Performers: Eran Tsujimoto, Kazuhide Tsujimoto, Kimiyo Minami and Masako Nakauchi Technique: Full-view manipulation For audiences over: M/8 Time: Aprox. 90 min. Language: Japanese with explanations in Portuguese

This Japanese performance is a magical show, about ritual art with puppets, which has almost vanished. This show has a documentary vibe, with the presentation of three pieces, which include explanations about their history and techniques. The group Awa Deco Hakomawashi wo Fukkatsusuru Kai (Association for the Renewal of Hakomawashi Awa), has developed an intense research about this unique type of Japanese puppet theatre, and managed to renovate this beautiful tradition, creating in their performances an unique ambiance with fantastic articulated puppets that will lead us through the rituals of the Land of the Rising Sun.

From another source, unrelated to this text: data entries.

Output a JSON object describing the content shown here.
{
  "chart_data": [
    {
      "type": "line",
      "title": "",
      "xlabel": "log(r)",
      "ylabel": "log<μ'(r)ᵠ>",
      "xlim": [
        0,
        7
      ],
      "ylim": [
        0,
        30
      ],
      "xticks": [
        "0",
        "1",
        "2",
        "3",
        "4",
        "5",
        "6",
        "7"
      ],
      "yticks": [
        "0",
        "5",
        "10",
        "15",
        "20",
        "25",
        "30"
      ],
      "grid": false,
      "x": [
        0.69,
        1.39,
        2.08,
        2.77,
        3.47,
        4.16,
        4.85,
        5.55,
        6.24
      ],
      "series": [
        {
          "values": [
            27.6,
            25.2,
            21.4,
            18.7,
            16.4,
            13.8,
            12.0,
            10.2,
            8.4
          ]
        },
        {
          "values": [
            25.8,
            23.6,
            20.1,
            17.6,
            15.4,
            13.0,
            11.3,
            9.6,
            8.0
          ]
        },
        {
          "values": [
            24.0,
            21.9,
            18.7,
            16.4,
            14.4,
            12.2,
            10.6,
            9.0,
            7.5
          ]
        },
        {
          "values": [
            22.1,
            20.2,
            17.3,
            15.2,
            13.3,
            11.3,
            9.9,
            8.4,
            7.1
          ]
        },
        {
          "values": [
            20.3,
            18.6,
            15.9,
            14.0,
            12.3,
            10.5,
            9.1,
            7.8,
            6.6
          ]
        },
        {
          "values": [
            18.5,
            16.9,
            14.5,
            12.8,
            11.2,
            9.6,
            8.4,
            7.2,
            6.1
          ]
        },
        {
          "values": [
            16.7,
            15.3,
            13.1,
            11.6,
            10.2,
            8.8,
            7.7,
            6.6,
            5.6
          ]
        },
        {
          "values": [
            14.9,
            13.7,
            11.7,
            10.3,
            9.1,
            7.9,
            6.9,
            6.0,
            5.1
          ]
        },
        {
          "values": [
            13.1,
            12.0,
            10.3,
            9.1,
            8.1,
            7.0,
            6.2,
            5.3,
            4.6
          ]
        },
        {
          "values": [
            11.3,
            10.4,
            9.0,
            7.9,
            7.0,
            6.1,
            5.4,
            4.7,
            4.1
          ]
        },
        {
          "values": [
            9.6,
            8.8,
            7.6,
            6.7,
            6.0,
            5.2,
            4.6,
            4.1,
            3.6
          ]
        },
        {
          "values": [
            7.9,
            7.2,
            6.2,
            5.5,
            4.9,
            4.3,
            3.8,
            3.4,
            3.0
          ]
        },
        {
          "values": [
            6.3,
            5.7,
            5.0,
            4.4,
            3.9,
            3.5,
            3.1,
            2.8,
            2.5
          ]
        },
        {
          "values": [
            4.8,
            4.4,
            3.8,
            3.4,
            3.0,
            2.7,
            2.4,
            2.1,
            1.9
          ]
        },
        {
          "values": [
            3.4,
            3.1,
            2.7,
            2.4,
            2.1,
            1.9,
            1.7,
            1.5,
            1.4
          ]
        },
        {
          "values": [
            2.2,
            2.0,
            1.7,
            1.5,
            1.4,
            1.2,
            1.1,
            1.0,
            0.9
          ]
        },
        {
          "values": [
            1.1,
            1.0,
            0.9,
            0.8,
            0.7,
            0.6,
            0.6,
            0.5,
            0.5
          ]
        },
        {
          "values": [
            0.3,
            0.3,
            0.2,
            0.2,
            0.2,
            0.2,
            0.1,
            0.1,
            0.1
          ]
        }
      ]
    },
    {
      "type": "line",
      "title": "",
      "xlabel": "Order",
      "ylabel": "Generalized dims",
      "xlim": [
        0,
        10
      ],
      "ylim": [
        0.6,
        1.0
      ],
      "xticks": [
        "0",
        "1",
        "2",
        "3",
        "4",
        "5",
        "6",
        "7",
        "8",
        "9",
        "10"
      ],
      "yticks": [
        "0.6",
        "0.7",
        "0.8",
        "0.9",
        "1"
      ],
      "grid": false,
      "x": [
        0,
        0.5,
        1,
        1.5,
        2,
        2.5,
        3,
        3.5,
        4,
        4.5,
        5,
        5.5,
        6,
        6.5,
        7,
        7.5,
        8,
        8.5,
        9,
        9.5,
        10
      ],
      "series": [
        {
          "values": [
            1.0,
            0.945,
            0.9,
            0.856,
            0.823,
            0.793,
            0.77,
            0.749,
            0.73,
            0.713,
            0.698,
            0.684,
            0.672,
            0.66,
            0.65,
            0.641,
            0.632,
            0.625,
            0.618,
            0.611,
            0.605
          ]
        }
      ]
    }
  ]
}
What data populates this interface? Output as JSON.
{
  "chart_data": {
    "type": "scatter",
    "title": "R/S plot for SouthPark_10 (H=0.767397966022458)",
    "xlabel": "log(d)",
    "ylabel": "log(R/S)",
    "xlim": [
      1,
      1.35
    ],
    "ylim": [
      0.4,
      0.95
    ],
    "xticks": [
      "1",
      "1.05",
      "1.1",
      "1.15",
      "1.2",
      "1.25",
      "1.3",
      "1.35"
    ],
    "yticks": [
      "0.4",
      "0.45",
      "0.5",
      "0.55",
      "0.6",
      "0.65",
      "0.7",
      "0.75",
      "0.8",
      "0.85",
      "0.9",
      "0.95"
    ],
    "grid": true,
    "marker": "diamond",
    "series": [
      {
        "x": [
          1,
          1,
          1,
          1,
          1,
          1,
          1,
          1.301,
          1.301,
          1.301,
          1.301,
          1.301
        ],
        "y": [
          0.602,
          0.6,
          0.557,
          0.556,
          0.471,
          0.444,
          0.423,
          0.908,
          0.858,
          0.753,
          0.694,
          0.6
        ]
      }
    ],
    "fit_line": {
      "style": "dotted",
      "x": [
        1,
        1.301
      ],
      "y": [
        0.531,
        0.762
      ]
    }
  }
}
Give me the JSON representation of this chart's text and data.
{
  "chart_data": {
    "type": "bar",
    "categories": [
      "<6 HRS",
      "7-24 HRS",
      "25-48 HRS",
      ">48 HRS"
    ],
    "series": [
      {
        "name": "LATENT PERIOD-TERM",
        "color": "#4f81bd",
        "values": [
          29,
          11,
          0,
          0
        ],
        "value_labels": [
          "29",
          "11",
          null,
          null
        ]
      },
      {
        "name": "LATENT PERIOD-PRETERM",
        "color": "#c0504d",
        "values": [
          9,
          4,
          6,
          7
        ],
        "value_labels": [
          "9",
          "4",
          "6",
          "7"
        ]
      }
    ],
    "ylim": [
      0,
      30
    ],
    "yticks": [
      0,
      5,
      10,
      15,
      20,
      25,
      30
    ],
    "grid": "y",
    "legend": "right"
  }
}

"Sanbasoumawashi": One of the typical New Year celebration performances in Shikoku is a puppet show called Sanbasoumawashi. It is said that it started about 300 years ago. A puppeteer and a tuzumi (hand drum) player carrying four puppets of Sanbaso (Senzai, Okina, Sanbaso) and Ebisu in two wooden boxes (wicker trunks were used in mountain regions) visit houses during the New Year holidays and perform a puppet show at the gate. After hanging strips of white paper to Kojin (god), the puppeteer predicts and celebrates good harvests and a year without disease or disaster using the four puppets (dekos). In the past, the performers of Sanbasomawashi visited houses on predetermined dates; consequently, “Sanbasoumawashi became a well-established New Year's ritual and custom and was practiced for a long period of time. However, most of the performers went out of business. By the late 1960s, the tradition disappeared from cities and towns and could be found only in some farm villages in intermediate and mountainous area.

"Hakomawashi": means puppet theatre performed as street shows. “Sanbasoumawashi”, for example, used to be a ceremony performed at each house for the New Year to pray for good harvests and a year without disease or disaster. It progressively became the main New Year ceremony in Shikoku. Dolls of the god Ebisu were also frequently displayed in fishing communities to pray for a good catch. Puppeteers travelled with their dolls inside wooden boxes, either alone or as a couple in the case of husband and wife shows: the artists toured the country and performed on street corners. “Hakomawashi” puppeteers toured small villages and remote mountain communities where larger troupes would not go, and made the Awa (Tokushima) and Awaji style of puppet theatre known throughout Japan’s rural areas. However, that form of art had almost disappeared by the 1960s.

"Ebisumai": Traditional puppet play from the island of Awajishima and rural areas from Tokushima. Ebisu (one of the seven Japanese lucky gods) celebrates the catching of the fish.